We tried to reach Jennings by phone, text, email and even Facebook, but we didn’t hear back from her, so we don’t really know the specifics of her situation. That makes it difficult to gauge whether she was able to benefit from the health care law.
But we can look at whether Scott cut Medicaid, the joint state and federal program to provide health insurance for the very poor, in a way that could have denied people health coverage under the Affordable Care Act.
It’s not so much that he cut anything, but more that he hasn’t consistently supported expanding the program. That has indeed left hundreds of thousands of Floridians without coverage.
The expansion debate
Jennings told ABC Action News in Tampa after the incident that she is a single mother who worked part-time. That provides clues that she may fall into what is known as the Medicaid coverage gap.
To understand why, let’s review how the Affordable Care Act is linked to Medicaid.
The law originally wanted to cover uninsured people two different ways. One was to subsidize people who needed help buying insurance through state marketplaces or HealthCare.gov. The second was to expand Medicaid to cover a higher number of poorer people.
Normally, to be eligible for Medicaid, your annual income has to be 44 percent of the federal poverty level (100 percent is currently $11,880 for an individual and $24,300 for a family of four). The plan was to extend that eligibility to all adults up to 138 percent of the poverty level. Technically the calculation under the law is 133 percent, but a 5 percent deduction is added on top of that.

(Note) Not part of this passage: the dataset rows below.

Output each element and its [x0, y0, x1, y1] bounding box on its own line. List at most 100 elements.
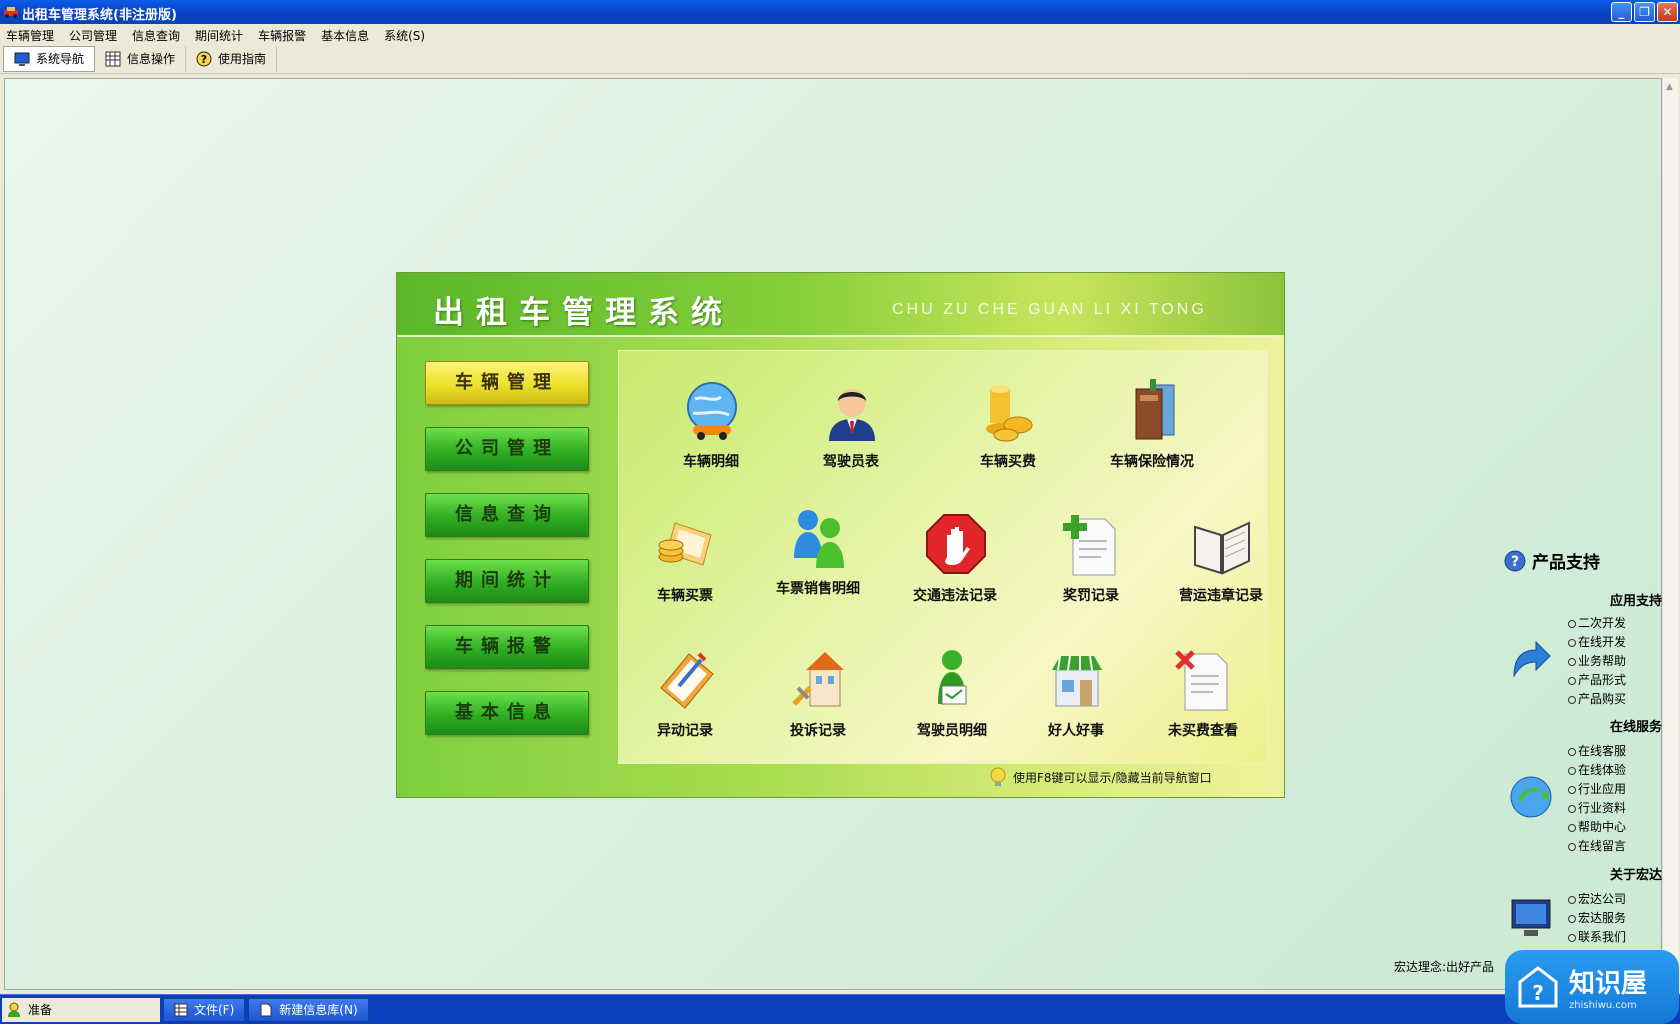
open-notebook-icon [1194, 521, 1250, 575]
link-contact[interactable]: 联系我们 [1568, 928, 1626, 945]
books-icon [1135, 379, 1175, 440]
item-ticket-sales[interactable]: 车票销售明细 [753, 506, 883, 616]
task-file[interactable]: 文件(F) [163, 997, 246, 1022]
side-button-vehicle[interactable]: 车辆管理 [425, 361, 589, 405]
info-operation-button[interactable]: 信息操作 [95, 45, 187, 72]
scroll-up-icon[interactable]: ▲ [1666, 82, 1673, 92]
link-business-help[interactable]: 业务帮助 [1568, 652, 1626, 669]
file-grid-icon [174, 1003, 188, 1016]
section-app-support: 应用支持 [1609, 594, 1662, 609]
link-industry-app[interactable]: 行业应用 [1568, 780, 1626, 797]
side-button-company[interactable]: 公司管理 [425, 427, 589, 471]
toolbar: 系统导航 信息操作 ? 使用指南 [0, 44, 1680, 74]
link-product-form[interactable]: 产品形式 [1568, 671, 1626, 688]
link-secondary-dev[interactable]: 二次开发 [1568, 614, 1626, 631]
item-vehicle-insurance[interactable]: 车辆保险情况 [1087, 379, 1217, 489]
link-product-purchase[interactable]: 产品购买 [1568, 690, 1626, 707]
panel-header: 出租车管理系统 CHU ZU CHE GUAN LI XI TONG [397, 273, 1284, 337]
menu-statistics[interactable]: 期间统计 [189, 24, 252, 44]
menu-basic-info[interactable]: 基本信息 [315, 24, 378, 44]
product-support-title: 产品支持 [1532, 553, 1600, 573]
question-circle-icon: ? [1504, 550, 1526, 571]
clipboard-pen-icon [660, 652, 714, 709]
side-button-query[interactable]: 信息查询 [425, 493, 589, 537]
menu-system[interactable]: 系统(S) [378, 24, 434, 44]
motto-text: 宏达理念:出好产品 [1394, 960, 1495, 974]
menu-vehicle[interactable]: 车辆管理 [0, 24, 63, 44]
grid-icon [105, 51, 121, 66]
watermark-main: 知识屋 [1569, 969, 1648, 999]
item-unpaid-fees[interactable]: 未买费查看 [1138, 648, 1268, 758]
menu-company[interactable]: 公司管理 [63, 24, 126, 44]
system-nav-label: 系统导航 [36, 52, 85, 66]
panel-subtitle: CHU ZU CHE GUAN LI XI TONG [892, 301, 1207, 318]
storefront-icon [1052, 655, 1102, 707]
task-new-db-label: 新建信息库(N) [279, 1003, 358, 1017]
item-good-deeds[interactable]: 好人好事 [1011, 648, 1141, 758]
navigation-panel: 出租车管理系统 CHU ZU CHE GUAN LI XI TONG 车辆管理 … [396, 272, 1285, 798]
minimize-button[interactable]: _ [1611, 2, 1632, 22]
lightbulb-icon [990, 767, 1006, 786]
item-traffic-violations[interactable]: 交通违法记录 [890, 513, 1020, 623]
link-online-message[interactable]: 在线留言 [1568, 837, 1626, 854]
task-new-db[interactable]: 新建信息库(N) [248, 997, 369, 1022]
link-online-cs[interactable]: 在线客服 [1568, 742, 1626, 759]
status-bar: 准备 文件(F) 新建信息库(N) [0, 994, 1680, 1024]
item-complaint-records[interactable]: 投诉记录 [753, 648, 883, 758]
menu-alarm[interactable]: 车辆报警 [252, 24, 315, 44]
status-ready-text: 准备 [28, 1003, 53, 1017]
item-operation-violations[interactable]: 营运违章记录 [1156, 513, 1286, 623]
link-help-center[interactable]: 帮助中心 [1568, 818, 1626, 835]
svg-text:?: ? [1511, 554, 1519, 570]
link-company[interactable]: 宏达公司 [1568, 890, 1626, 907]
item-vehicle-tickets[interactable]: 车辆买票 [620, 513, 750, 623]
item-change-records[interactable]: 异动记录 [620, 648, 750, 758]
section-online-service: 在线服务 [1609, 720, 1662, 735]
document-add-icon [1063, 515, 1116, 576]
item-rewards-penalties-label: 奖罚记录 [1063, 588, 1119, 604]
task-file-label: 文件(F) [194, 1003, 235, 1017]
item-vehicle-detail-label: 车辆明细 [683, 454, 739, 470]
item-driver-detail[interactable]: 驾驶员明细 [887, 648, 1017, 758]
link-online-dev[interactable]: 在线开发 [1568, 633, 1626, 650]
watermark: ? 知识屋 zhishiwu.com [1505, 950, 1679, 1024]
item-driver-table-label: 驾驶员表 [823, 454, 879, 470]
item-complaint-records-label: 投诉记录 [790, 723, 846, 739]
watermark-sub: zhishiwu.com [1569, 1000, 1637, 1011]
user-guide-label: 使用指南 [218, 52, 267, 66]
svg-text:?: ? [201, 53, 207, 66]
gold-coins-icon [986, 385, 1033, 442]
window-title: 出租车管理系统(非注册版) [22, 8, 177, 23]
vertical-scrollbar[interactable]: ▲ [1662, 78, 1678, 990]
link-service[interactable]: 宏达服务 [1568, 909, 1626, 926]
item-driver-detail-label: 驾驶员明细 [917, 723, 987, 739]
side-button-alarm[interactable]: 车辆报警 [425, 625, 589, 669]
item-rewards-penalties[interactable]: 奖罚记录 [1026, 513, 1156, 623]
f8-tip: 使用F8键可以显示/隐藏当前导航窗口 [987, 766, 1212, 788]
item-driver-table[interactable]: 驾驶员表 [786, 379, 916, 489]
info-operation-label: 信息操作 [127, 52, 176, 66]
new-document-icon [260, 1003, 272, 1016]
close-button[interactable]: ✕ [1657, 2, 1678, 22]
item-vehicle-detail[interactable]: 车辆明细 [646, 379, 776, 489]
menu-query[interactable]: 信息查询 [126, 24, 189, 44]
item-ticket-sales-label: 车票销售明细 [776, 581, 860, 597]
section-about: 关于宏达 [1609, 868, 1662, 883]
item-unpaid-fees-label: 未买费查看 [1168, 723, 1238, 739]
item-vehicle-fees[interactable]: 车辆买费 [943, 379, 1073, 489]
restore-button[interactable]: ❐ [1634, 2, 1655, 22]
driver-person-icon [829, 389, 875, 441]
link-industry-docs[interactable]: 行业资料 [1568, 799, 1626, 816]
arrow-redirect-icon [1513, 640, 1551, 678]
title-bar: 出租车管理系统(非注册版) _ ❐ ✕ [0, 0, 1680, 24]
system-nav-button[interactable]: 系统导航 [3, 45, 96, 72]
panel-title: 出租车管理系统 [433, 295, 734, 331]
document-delete-icon [1175, 650, 1228, 711]
side-button-basic-info[interactable]: 基本信息 [425, 691, 589, 735]
user-guide-button[interactable]: ? 使用指南 [186, 45, 278, 72]
link-online-trial[interactable]: 在线体验 [1568, 761, 1626, 778]
product-support-header: ? 产品支持 [1504, 548, 1600, 573]
item-good-deeds-label: 好人好事 [1048, 723, 1104, 739]
side-button-statistics[interactable]: 期间统计 [425, 559, 589, 603]
watermark-logo-icon: ? [1518, 966, 1558, 1008]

But Medicaid expansion ended up being optional after a 2012 Supreme Court ruling saying it could not be forced upon states. Currently 19 states, including Florida, have chosen not to grow the program.

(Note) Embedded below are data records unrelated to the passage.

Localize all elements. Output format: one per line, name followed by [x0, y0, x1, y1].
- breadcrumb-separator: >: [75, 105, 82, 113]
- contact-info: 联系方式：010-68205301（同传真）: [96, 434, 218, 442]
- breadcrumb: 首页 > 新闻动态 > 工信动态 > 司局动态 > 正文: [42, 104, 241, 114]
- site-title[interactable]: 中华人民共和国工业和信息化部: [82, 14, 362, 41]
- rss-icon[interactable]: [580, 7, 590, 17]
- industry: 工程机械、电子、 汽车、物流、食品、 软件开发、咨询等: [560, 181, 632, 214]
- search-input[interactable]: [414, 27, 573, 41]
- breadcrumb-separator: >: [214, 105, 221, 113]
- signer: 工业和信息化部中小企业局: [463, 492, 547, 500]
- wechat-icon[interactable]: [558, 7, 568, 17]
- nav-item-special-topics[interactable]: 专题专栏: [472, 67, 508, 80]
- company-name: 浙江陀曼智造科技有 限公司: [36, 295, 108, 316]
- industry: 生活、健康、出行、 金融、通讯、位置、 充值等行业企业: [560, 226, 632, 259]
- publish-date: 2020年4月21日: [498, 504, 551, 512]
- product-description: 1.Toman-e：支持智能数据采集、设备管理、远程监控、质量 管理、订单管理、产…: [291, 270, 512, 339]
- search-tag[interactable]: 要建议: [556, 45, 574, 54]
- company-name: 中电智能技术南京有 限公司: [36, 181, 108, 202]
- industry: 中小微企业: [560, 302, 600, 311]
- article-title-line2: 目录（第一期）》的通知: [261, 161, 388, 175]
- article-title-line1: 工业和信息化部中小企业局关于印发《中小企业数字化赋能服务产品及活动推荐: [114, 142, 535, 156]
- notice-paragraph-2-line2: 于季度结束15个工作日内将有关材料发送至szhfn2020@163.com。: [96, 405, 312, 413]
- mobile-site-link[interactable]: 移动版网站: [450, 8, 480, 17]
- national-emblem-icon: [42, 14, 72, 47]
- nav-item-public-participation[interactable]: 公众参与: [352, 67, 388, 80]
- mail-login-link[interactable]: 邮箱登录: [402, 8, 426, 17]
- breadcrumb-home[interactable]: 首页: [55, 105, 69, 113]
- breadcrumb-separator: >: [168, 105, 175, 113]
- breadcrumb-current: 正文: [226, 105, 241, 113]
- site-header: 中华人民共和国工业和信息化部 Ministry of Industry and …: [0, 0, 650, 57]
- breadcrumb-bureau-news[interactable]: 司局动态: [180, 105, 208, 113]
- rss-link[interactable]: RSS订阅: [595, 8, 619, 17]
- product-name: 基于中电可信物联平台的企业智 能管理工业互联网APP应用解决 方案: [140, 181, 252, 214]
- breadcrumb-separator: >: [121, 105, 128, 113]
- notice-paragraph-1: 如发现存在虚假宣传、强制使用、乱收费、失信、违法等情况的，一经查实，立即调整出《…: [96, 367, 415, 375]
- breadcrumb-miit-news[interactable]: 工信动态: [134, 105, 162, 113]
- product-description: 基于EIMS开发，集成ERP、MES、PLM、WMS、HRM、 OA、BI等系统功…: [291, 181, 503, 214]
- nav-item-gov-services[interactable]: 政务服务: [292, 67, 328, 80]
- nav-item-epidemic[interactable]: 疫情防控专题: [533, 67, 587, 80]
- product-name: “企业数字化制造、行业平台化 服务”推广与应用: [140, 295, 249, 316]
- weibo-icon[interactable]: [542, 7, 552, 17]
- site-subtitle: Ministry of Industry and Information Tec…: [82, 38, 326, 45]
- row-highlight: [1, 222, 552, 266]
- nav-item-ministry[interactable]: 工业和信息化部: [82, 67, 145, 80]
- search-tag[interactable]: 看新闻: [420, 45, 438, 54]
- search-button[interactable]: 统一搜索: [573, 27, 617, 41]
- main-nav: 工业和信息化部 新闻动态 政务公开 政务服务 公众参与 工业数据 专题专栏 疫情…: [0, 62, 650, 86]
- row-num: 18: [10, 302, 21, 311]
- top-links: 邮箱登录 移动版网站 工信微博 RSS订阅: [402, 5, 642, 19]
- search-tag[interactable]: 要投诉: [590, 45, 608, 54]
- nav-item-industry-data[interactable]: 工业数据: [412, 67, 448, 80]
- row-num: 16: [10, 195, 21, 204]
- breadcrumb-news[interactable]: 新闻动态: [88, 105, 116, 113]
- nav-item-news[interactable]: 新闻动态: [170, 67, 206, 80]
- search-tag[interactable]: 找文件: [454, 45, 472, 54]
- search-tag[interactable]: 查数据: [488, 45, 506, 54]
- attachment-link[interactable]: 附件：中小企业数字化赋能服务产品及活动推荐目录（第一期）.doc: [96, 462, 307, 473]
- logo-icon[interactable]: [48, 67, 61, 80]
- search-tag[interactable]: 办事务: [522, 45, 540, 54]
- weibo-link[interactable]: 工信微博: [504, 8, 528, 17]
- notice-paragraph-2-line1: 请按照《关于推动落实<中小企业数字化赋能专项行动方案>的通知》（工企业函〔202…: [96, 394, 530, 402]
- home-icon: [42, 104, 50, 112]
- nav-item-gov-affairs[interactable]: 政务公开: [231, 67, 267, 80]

Recent estimates from the Kaiser Family Foundation showed that 948,000 uninsured adults in Florida would be covered by an expansion. This has led to plenty of debate among lawmakers, including a meltdown during the 2015 Florida legislative session over how to cover more lower-income residents. The Senate was open to a limited expansion, while the House opposed it altogether.
But now the math really starts to get tricky.
If a state doesn’t expand Medicaid, people who make 100 to 400 percent of the poverty level can get marketplace subsidies to buy private insurance. Because of the way the law was written, that leaves people making between 44 and 100 percent of the poverty level out in the cold, without assistance. Those people don’t qualify for Medicaid, and can’t get subsidies to buy insurance.
That’s the so-called coverage gap. According to Kaiser, there are 567,000 people under that umbrella in the Sunshine State.
Chances are good that a single mother working part time could fit into that definition.
Scott, a former hospital chain executive best known for resigning amid controversy over his company defrauding Medicare, has had a spotty history with Medicaid. He initially opposed expanding the program under Obamacare, then supported it during his re-election campaign, then went back to opposing it. We rated his position a Full Flop.
While the Legislature is the body that would have to approve an expansion, Scott’s opinion affects the debate. (Scott’s office did not respond to our questions about Medicaid.)
He has argued with Washington over the federal government ending payments for low-income hospital patients, leaving the Legislature to use state money to plug holes in the program the last two years. Scott has also asked lawmakers to eliminate automatic increases to Medicaid hospital rates.
He’s also overseen the state’s controversial transition to managed care, in which private companies took over Medicaid policies as a cost-cutting measure. Florida CHAIN, a consumer health advocacy group, told us managed care organizations had actually seen a boost in funding.
And there’s the aforementioned abortion bill Scott signed on March 25. That bill prevents state and Medicaid money from going to clinics that perform elective abortions, including Planned Parenthood affiliates.
But these are specific issues not necessarily related to getting access to broad health care coverage under Obamacare. While many Floridians remain uninsured without Medicaid expansion, we found no evidence of an outright cut, as Jennings said.
The activist at Starbucks said Rick Scott "cut Medicaid" so people can't "get Obamacare."
Her point-blank accusation that Scott cut the program doesn’t fit. But through Scott’s inaction and the Florida House's resistance to expansion, many Floridians are not benefitting from either subsidies to buy private insurance or an expanded Medicaid.
The statement is partially accurate but leaves out important details. We rate it Half True.